Nico González

Personal information
- Full name: Francisco José Nicolás González
- Date of birth: 6 November 1988 (age 37)
- Place of birth: Molina de Segura, Spain
- Height: 1.63 m (5 ft 4 in)
- Position: Winger

Youth career
- Villarreal

Senior career*
- Years: Team / Apps / (Gls)
- 2007–2008: Cádiz B / 29 / (2)
- 2008–2009: Albacete B / 30 / (4)
- 2008: Albacete / 1 / (0)
- 2009–2010: Murcia B / 21 / (1)
- 2010–2011: Guadalajara / 37 / (4)
- 2011–2013: Tenerife / 31 / (2)
- 2012: → Guadalajara (loan) / 14 / (1)
- 2013: Salamanca / 0 / (0)
- 2013–2014: Ontinyent / 14 / (1)
- 2014–2015: La Hoya Lorca / 24 / (0)
- 2015–2016: Arandina / 35 / (4)
- 2016–2020: Orihuela / 129 / (14)
- 2020–2021: Racing Murcia / 28 / (3)
- 2021–2022: La Unión Atlético / 34 / (0)
- 2022–2024: Unión Molinense / 48 / (1)

= Nico González (footballer, born 1988) =

Spanish footballer

Francisco José Nicolás "Nico" González (born 6 November 1988), commonly known as just Nico, is a Spanish footballer who plays as a winger.

==Club career==
Born in Molina de Segura, Murcia, Nico graduated from Villarreal CF's youth system, but made his senior debuts with Cádiz CF B in the 2007–08 season, in the Tercera División. One year later he joined Albacete Balompié, initially being assigned to the reserves in the same division; he played his first game as a professional on 26 October 2008, coming on as a late substitute in a 1–1 home draw against Celta de Vigo in the Segunda División.

In 2009, Nico first arrived in the Segunda División B, signing with Real Murcia Imperial. He continued competing in that level in the following years, with CD Guadalajara and CD Tenerife, contributing with four goals in 1,841 minutes of action to help the former club promote in 2011.

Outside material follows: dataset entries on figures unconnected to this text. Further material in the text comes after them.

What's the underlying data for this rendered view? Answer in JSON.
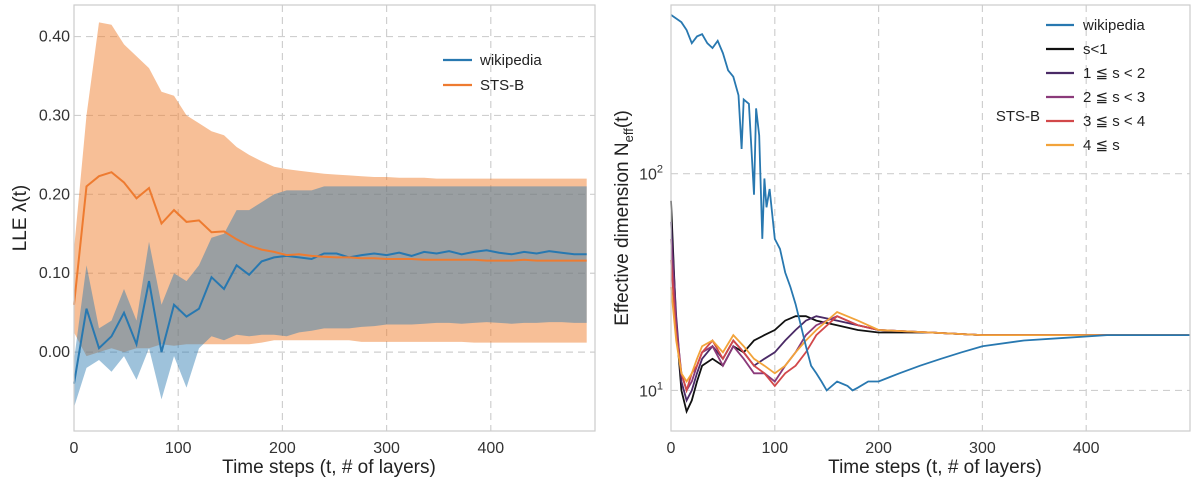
{
  "chart_data": [
    {
      "type": "line",
      "xlabel": "Time steps (t, # of layers)",
      "ylabel": "LLE λ(t)",
      "xlim": [
        0,
        500
      ],
      "ylim": [
        -0.1,
        0.44
      ],
      "xticks": [
        0,
        100,
        200,
        300,
        400
      ],
      "xtick_labels": [
        "0",
        "100",
        "200",
        "300",
        "400"
      ],
      "yticks": [
        0.0,
        0.1,
        0.2,
        0.3,
        0.4
      ],
      "ytick_labels": [
        "0.00",
        "0.10",
        "0.20",
        "0.30",
        "0.40"
      ],
      "grid": true,
      "legend_position": "top-right",
      "series": [
        {
          "name": "wikipedia",
          "color": "#2878b0",
          "x": [
            0,
            12,
            24,
            36,
            48,
            60,
            72,
            84,
            96,
            108,
            120,
            132,
            144,
            156,
            168,
            180,
            192,
            204,
            216,
            228,
            240,
            252,
            264,
            276,
            288,
            300,
            312,
            324,
            336,
            348,
            360,
            372,
            384,
            396,
            408,
            420,
            432,
            444,
            456,
            468,
            480,
            492
          ],
          "y": [
            -0.04,
            0.055,
            0.005,
            0.02,
            0.05,
            0.01,
            0.09,
            0.0,
            0.06,
            0.045,
            0.055,
            0.095,
            0.08,
            0.11,
            0.098,
            0.115,
            0.12,
            0.122,
            0.12,
            0.118,
            0.125,
            0.125,
            0.12,
            0.123,
            0.125,
            0.123,
            0.126,
            0.122,
            0.127,
            0.125,
            0.128,
            0.124,
            0.127,
            0.129,
            0.126,
            0.124,
            0.127,
            0.125,
            0.128,
            0.126,
            0.124,
            0.124
          ],
          "band_low": [
            -0.07,
            -0.02,
            -0.01,
            -0.025,
            -0.005,
            -0.035,
            0.005,
            -0.06,
            -0.005,
            -0.045,
            0.005,
            0.02,
            0.015,
            0.022,
            0.02,
            0.022,
            0.022,
            0.02,
            0.025,
            0.027,
            0.03,
            0.03,
            0.03,
            0.032,
            0.033,
            0.035,
            0.035,
            0.035,
            0.036,
            0.037,
            0.037,
            0.036,
            0.037,
            0.038,
            0.037,
            0.036,
            0.037,
            0.037,
            0.038,
            0.038,
            0.037,
            0.037
          ],
          "band_high": [
            -0.01,
            0.11,
            0.03,
            0.04,
            0.08,
            0.04,
            0.14,
            0.06,
            0.1,
            0.09,
            0.11,
            0.145,
            0.15,
            0.18,
            0.18,
            0.19,
            0.2,
            0.205,
            0.205,
            0.205,
            0.21,
            0.21,
            0.21,
            0.21,
            0.21,
            0.21,
            0.21,
            0.21,
            0.21,
            0.21,
            0.21,
            0.21,
            0.21,
            0.21,
            0.21,
            0.21,
            0.21,
            0.21,
            0.21,
            0.21,
            0.21,
            0.21
          ]
        },
        {
          "name": "STS-B",
          "color": "#ee7b30",
          "x": [
            0,
            12,
            24,
            36,
            48,
            60,
            72,
            84,
            96,
            108,
            120,
            132,
            144,
            156,
            168,
            180,
            192,
            204,
            216,
            228,
            240,
            252,
            264,
            276,
            288,
            300,
            312,
            324,
            336,
            348,
            360,
            372,
            384,
            396,
            408,
            420,
            432,
            444,
            456,
            468,
            480,
            492
          ],
          "y": [
            0.06,
            0.21,
            0.223,
            0.228,
            0.215,
            0.195,
            0.208,
            0.163,
            0.18,
            0.165,
            0.167,
            0.152,
            0.153,
            0.143,
            0.135,
            0.13,
            0.127,
            0.123,
            0.124,
            0.122,
            0.121,
            0.12,
            0.12,
            0.119,
            0.119,
            0.118,
            0.118,
            0.118,
            0.117,
            0.117,
            0.117,
            0.117,
            0.117,
            0.116,
            0.116,
            0.116,
            0.117,
            0.116,
            0.116,
            0.116,
            0.116,
            0.116
          ],
          "band_low": [
            0.025,
            -0.005,
            0.0,
            0.005,
            0.0,
            0.005,
            0.005,
            0.01,
            0.008,
            0.01,
            0.01,
            0.01,
            0.01,
            0.01,
            0.01,
            0.012,
            0.015,
            0.015,
            0.015,
            0.015,
            0.015,
            0.015,
            0.015,
            0.013,
            0.013,
            0.013,
            0.013,
            0.013,
            0.013,
            0.013,
            0.013,
            0.013,
            0.012,
            0.012,
            0.012,
            0.012,
            0.012,
            0.012,
            0.012,
            0.012,
            0.012,
            0.012
          ],
          "band_high": [
            0.13,
            0.3,
            0.418,
            0.415,
            0.39,
            0.375,
            0.36,
            0.33,
            0.325,
            0.3,
            0.29,
            0.28,
            0.275,
            0.26,
            0.25,
            0.242,
            0.235,
            0.232,
            0.23,
            0.228,
            0.226,
            0.225,
            0.224,
            0.223,
            0.222,
            0.222,
            0.221,
            0.221,
            0.221,
            0.22,
            0.22,
            0.22,
            0.22,
            0.22,
            0.22,
            0.22,
            0.22,
            0.22,
            0.22,
            0.22,
            0.22,
            0.22
          ]
        }
      ]
    },
    {
      "type": "line",
      "xlabel": "Time steps (t, # of layers)",
      "ylabel": "Effective dimension N_eff(t)",
      "xlim": [
        0,
        500
      ],
      "ylim": [
        6.5,
        600
      ],
      "yscale": "log",
      "xticks": [
        0,
        100,
        200,
        300,
        400
      ],
      "xtick_labels": [
        "0",
        "100",
        "200",
        "300",
        "400"
      ],
      "yticks": [
        10,
        100
      ],
      "grid": true,
      "legend_position": "top-right",
      "legend_group_label": "STS-B",
      "series": [
        {
          "name": "wikipedia",
          "color": "#2878b0",
          "x": [
            0,
            10,
            15,
            20,
            25,
            30,
            35,
            40,
            45,
            50,
            55,
            60,
            65,
            68,
            70,
            75,
            80,
            82,
            85,
            88,
            90,
            92,
            95,
            100,
            105,
            110,
            115,
            120,
            125,
            130,
            135,
            140,
            145,
            150,
            160,
            170,
            175,
            180,
            190,
            200,
            220,
            240,
            260,
            280,
            300,
            340,
            380,
            420,
            460,
            500
          ],
          "y": [
            540,
            500,
            460,
            400,
            430,
            440,
            400,
            380,
            410,
            360,
            300,
            280,
            230,
            130,
            220,
            210,
            80,
            200,
            150,
            50,
            95,
            70,
            85,
            50,
            45,
            35,
            30,
            25,
            20,
            16,
            13,
            12,
            11,
            10,
            11,
            10.5,
            10,
            10.3,
            11,
            11,
            12,
            13,
            14,
            15,
            16,
            17,
            17.5,
            18,
            18,
            18
          ]
        },
        {
          "name": "s<1",
          "color": "#111111",
          "x": [
            0,
            5,
            10,
            15,
            20,
            25,
            30,
            40,
            50,
            60,
            70,
            80,
            90,
            100,
            110,
            120,
            130,
            140,
            160,
            180,
            200,
            250,
            300,
            350,
            400,
            450,
            500
          ],
          "y": [
            75,
            20,
            10,
            8,
            9,
            11,
            13,
            14,
            13,
            16,
            15,
            17,
            18,
            19,
            21,
            22,
            22,
            21,
            20,
            19,
            18.5,
            18.5,
            18,
            18,
            18,
            18,
            18
          ]
        },
        {
          "name": "1 ≦ s < 2",
          "color": "#4a2a66",
          "x": [
            0,
            5,
            10,
            15,
            20,
            25,
            30,
            40,
            50,
            60,
            70,
            80,
            90,
            100,
            110,
            120,
            130,
            140,
            160,
            180,
            200,
            250,
            300,
            350,
            400,
            450,
            500
          ],
          "y": [
            60,
            22,
            11,
            9,
            10,
            12,
            14,
            16,
            14,
            17,
            15,
            13,
            14,
            15,
            17,
            19,
            21,
            22,
            21,
            20,
            19,
            18.5,
            18,
            18,
            18,
            18,
            18
          ]
        },
        {
          "name": "2 ≦ s < 3",
          "color": "#8b3a7a",
          "x": [
            0,
            5,
            10,
            15,
            20,
            25,
            30,
            40,
            50,
            60,
            70,
            80,
            90,
            100,
            110,
            120,
            130,
            140,
            160,
            180,
            200,
            250,
            300,
            350,
            400,
            450,
            500
          ],
          "y": [
            50,
            20,
            12,
            10,
            11,
            13,
            15,
            16,
            13,
            16,
            14,
            12,
            12,
            11,
            13,
            15,
            18,
            20,
            22,
            20,
            19,
            18.5,
            18,
            18,
            18,
            18,
            18
          ]
        },
        {
          "name": "3 ≦ s < 4",
          "color": "#d2484a",
          "x": [
            0,
            5,
            10,
            15,
            20,
            25,
            30,
            40,
            50,
            60,
            70,
            80,
            90,
            100,
            110,
            120,
            130,
            140,
            160,
            180,
            200,
            250,
            300,
            350,
            400,
            450,
            500
          ],
          "y": [
            40,
            18,
            12,
            10,
            12,
            13,
            15,
            17,
            14,
            17,
            15,
            13,
            12,
            10.5,
            12,
            13,
            15,
            18,
            22,
            20,
            19,
            18.5,
            18,
            18,
            18,
            18,
            18
          ]
        },
        {
          "name": "4 ≦ s",
          "color": "#f2a33a",
          "x": [
            0,
            5,
            10,
            15,
            20,
            25,
            30,
            40,
            50,
            60,
            70,
            80,
            90,
            100,
            110,
            120,
            130,
            140,
            160,
            180,
            200,
            250,
            300,
            350,
            400,
            450,
            500
          ],
          "y": [
            30,
            17,
            12,
            11,
            12,
            14,
            16,
            17,
            15,
            18,
            16,
            14,
            13,
            12,
            13,
            15,
            17,
            19,
            23,
            21,
            19,
            18.5,
            18,
            18,
            18,
            18,
            18
          ]
        }
      ]
    }
  ]
}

After Tenerife manager Antonio Calderón was sacked in January 2012, Nico was loaned to former side Guadalajara. On 3 March he scored his first professional goal, the last in a 2–0 win at FC Cartagena.

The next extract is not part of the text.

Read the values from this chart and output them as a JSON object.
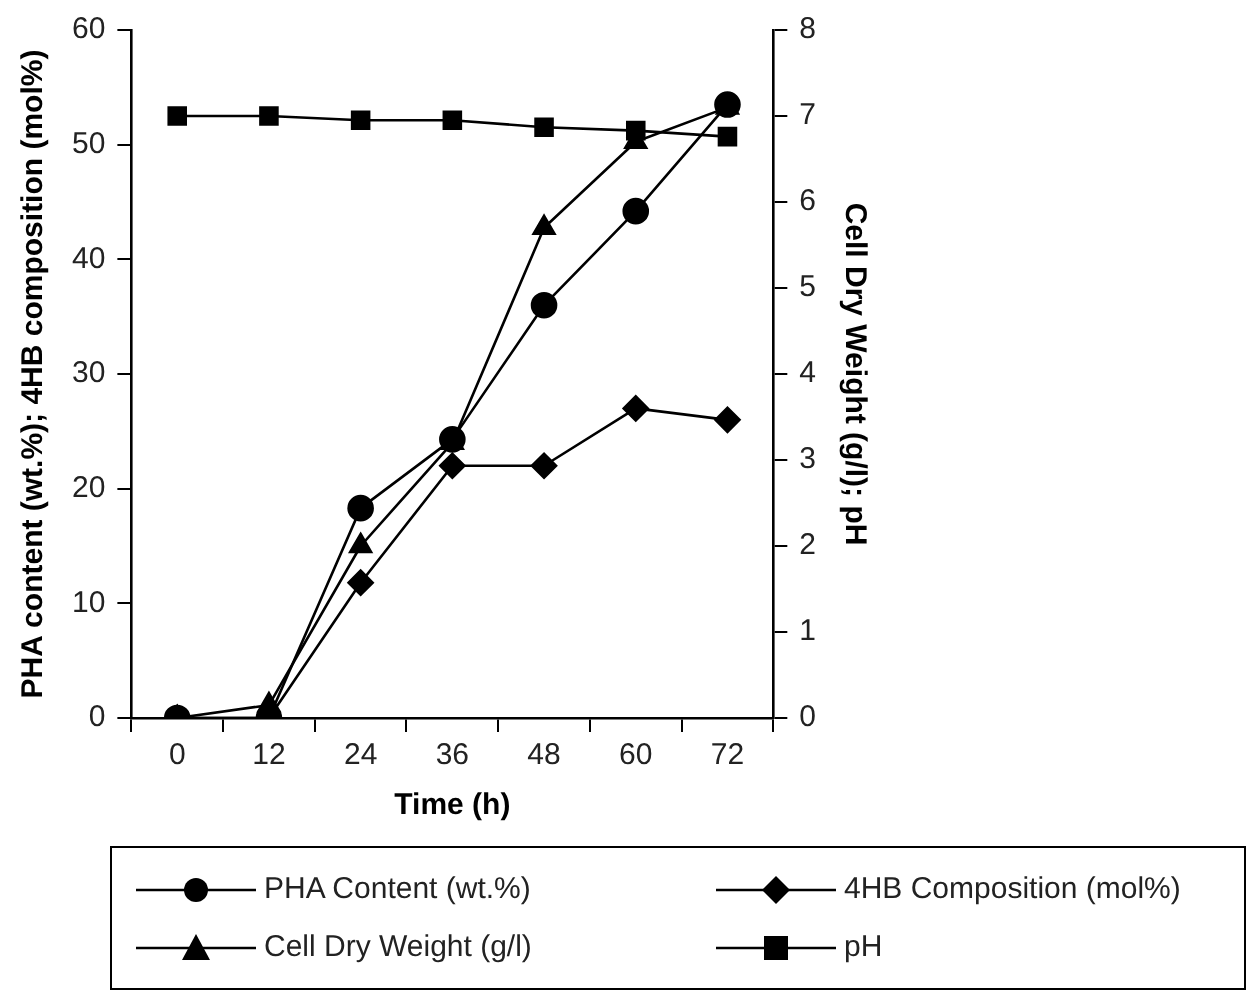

In June, Nico returned to Tenerife and division three and, despite being shown the door, he still managed to appear in 15 matches and net once during the season for the Canary Islands team, albeit in only one start. On 29 July 2013, his contract with the Blanquiazules was mutually terminated and he signed with Salamanca AC on 9 August. However, due to the club's juridical issues, he moved to Ontinyent CF instead.

On 8 July 2014, after suffering relegation with the Valencians, Nico moved to La Hoya Lorca CF also in the third division. Roughly a year later, he joined fellow league team Arandina CF.

On 13 July 2020, Nico joined Racing Murcia FC.